La démonétisation de la longue traine en question
C'est plus de 14 milliards d'écoutes qui auraient été démonétisées sur Spotify l'an dernier, ce qui a des effets de bord délétères et commence à susciter la polémique.
Sur 202 millions de titres différents écoutés en 2024 sur les plateformes de streaming musical dans le monde, 34,6 millions ont enregistré entre 101 et 1000 écoutes, 47,7 millions entre 11 et 100 écoutes, et 93,2 millions moins de 10 écoutes, selon les données publiées dans son dernier rapport annuel par la firme américaine Luminate1, soit 175,5 millions de titres (84,7 % du total) qui se situent en deçà des 1000 écoutes dans l’année. Un seuil qui, sur Spotify, leur vaut depuis le 1er janvier 2004 d’être purement et simplement démonétisés2.
Sur la base d’une extrapolation de ces statistiques, Tony van Veen, ex-PDG de CD Baby aujourd’hui à la tête de l’entreprise américaine de pressage de CD et de vinyls Disc Makers, estimait il y a quelques semaines dans un billet de blog3 à plus de 14 milliards le nombre d’écoutes ainsi démonétisées sur Spotify l’an dernier, pour un montant global de royalties de l’ordre de 47 millions de dollars.
Source : Disc Makers
A noter que, les statistiques de Luminate portant sur l’ensemble des plateformes, la proportion de titres n’ayant pas atteint le seuil de la monétisation sur Spotify en 2024 pourrait être encore plus importante.
"99,5 % des écoutes [de 2024] ont porté sur des titres qui ont atteint le seuil de 1000 écoutes, et chacun de ces titres gagne plus en vertu de notre politique”, a fait valoir un porte parole de Spotify en réponse à Tony van Veen4, ajoutant que la démonétisation ne touche que “les dizaines de millions de titres présents sur Spotify qui ne génèrent que 0,02 dollar par mois en moyenne. Dans l'ensemble, ces titres […] représentent environ 0,5 % du total des écoutes et donc 0,5 % de l'ensemble des royalties”.
"Je sais que les artistes pensent que c'est injuste. Je sais que les grands distributeurs - Distrokid, Tunecore et CD Baby - trouvent cela injuste. Mais ils reçoivent une si grande part de leurs royalties de Spotify qu'ils ont peur de s'exprimer", a réagit Tony van Veen dans une vidéo5, soulignant que 0,5 % des montants reversés aux ayants droit - soit plus de 10 milliards de dollars en 2024, selon les chiffres rendus publics par la plateforme elle-même dans son rapport Loud & Clear6 - représente bien une cinquantaine de millions de dollars, qui ont été détournés et “sont allés principalement à Universal Music Group, Warner Music et Sony Music”.
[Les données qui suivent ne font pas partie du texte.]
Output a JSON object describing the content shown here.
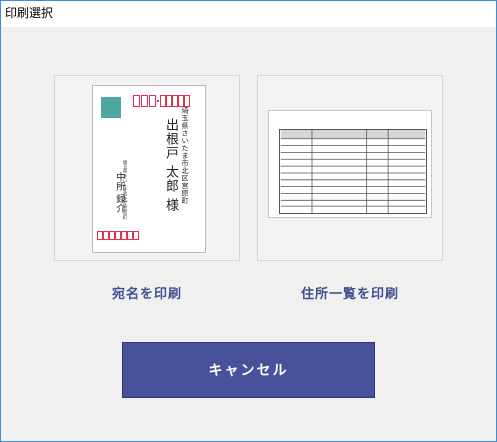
{
  "window": {
    "title": "印刷選択"
  },
  "postcard_preview": {
    "recipient_address": "埼玉県さいたま市北区宮原町",
    "recipient_name": "出根戸 太郎 様",
    "sender_address": "埼玉県さいたま市北区宮原町",
    "sender_name": "中所 録介"
  },
  "options": [
    {
      "label": "宛名を印刷"
    },
    {
      "label": "住所一覧を印刷"
    }
  ],
  "cancel_label": "キャンセル",
  "colors": {
    "accent": "#48529a",
    "caption": "#3f4f8f",
    "stamp": "#4fa6a0",
    "zip_box": "#e0314f"
  }
}
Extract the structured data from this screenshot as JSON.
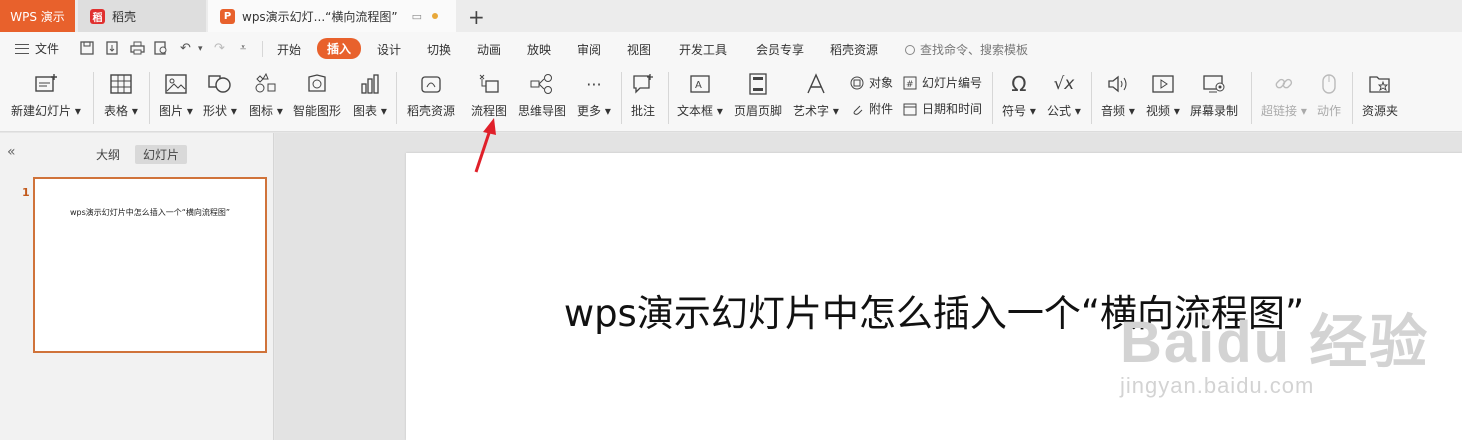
{
  "tabbar": {
    "app_label": "WPS 演示",
    "tabs": [
      {
        "label": "稻壳",
        "badge": "稻"
      },
      {
        "label": "wps演示幻灯...“横向流程图”",
        "badge": "P"
      }
    ],
    "add_label": "+"
  },
  "menubar": {
    "file_label": "文件",
    "items": [
      "开始",
      "插入",
      "设计",
      "切换",
      "动画",
      "放映",
      "审阅",
      "视图",
      "开发工具",
      "会员专享",
      "稻壳资源"
    ],
    "active": "插入",
    "search_placeholder": "查找命令、搜索模板"
  },
  "ribbon": {
    "new_slide": "新建幻灯片",
    "table": "表格",
    "picture": "图片",
    "shape": "形状",
    "icon": "图标",
    "smartart": "智能图形",
    "chart": "图表",
    "docer": "稻壳资源",
    "flowchart": "流程图",
    "mindmap": "思维导图",
    "more": "更多",
    "comment": "批注",
    "textbox": "文本框",
    "header_footer": "页眉页脚",
    "wordart": "艺术字",
    "object": "对象",
    "attachment": "附件",
    "slide_number": "幻灯片编号",
    "datetime": "日期和时间",
    "symbol": "符号",
    "formula": "公式",
    "audio": "音频",
    "video": "视频",
    "screen_record": "屏幕录制",
    "hyperlink": "超链接",
    "action": "动作",
    "resource_folder": "资源夹"
  },
  "leftpane": {
    "collapse": "«",
    "tab_outline": "大纲",
    "tab_slides": "幻灯片",
    "slide_number": "1",
    "thumb_title": "wps演示幻灯片中怎么插入一个“横向流程图”"
  },
  "slide": {
    "title": "wps演示幻灯片中怎么插入一个“横向流程图”"
  },
  "watermark": {
    "main": "Baidu 经验",
    "sub": "jingyan.baidu.com"
  },
  "colors": {
    "accent": "#e8612c",
    "arrow": "#e0202a"
  }
}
"À seulement deux cents par titre et par mois, cela représente […] plus de trois millions et demi de dollars de royalties mensuelles générés par de petits artistes émergents qu'ils détournent au profit des plus grands”, insiste t-il. Et d’ajouter : “L'ironie de l'histoire, c'est que Spotify doit toujours payer des droits d’auteur même si un titre n'a que quelques streams. Je ne pense pas que Spotify ait jamais voulu changer sa politique, mais Lucian Grainge, président d'Universal Music Group, l'a forcé à passer à son modèle de paiement centré sur l'artiste - qui aurait dû être appelé centré sur l'artiste majeur, parce que vous, le petit gars, continuez à vous faire arnaquer chaque mois”.
Source : Disc Makers
“Le modèle de redevances de Spotify, qui porte le nom orwellien d'artist-centric, est injuste pour les millions d'artistes qui se trouvent au bas de la pyramide, qui ont vraiment besoin [des maigres royalties générées par leur musique] pour s’acheter des cordes de guitare ou une paire de baguettes de batterie, ou pour mettre de l'essence dans le réservoir de leur fourgonnette”, estime Tony van Veen, PDG de Disc Makers.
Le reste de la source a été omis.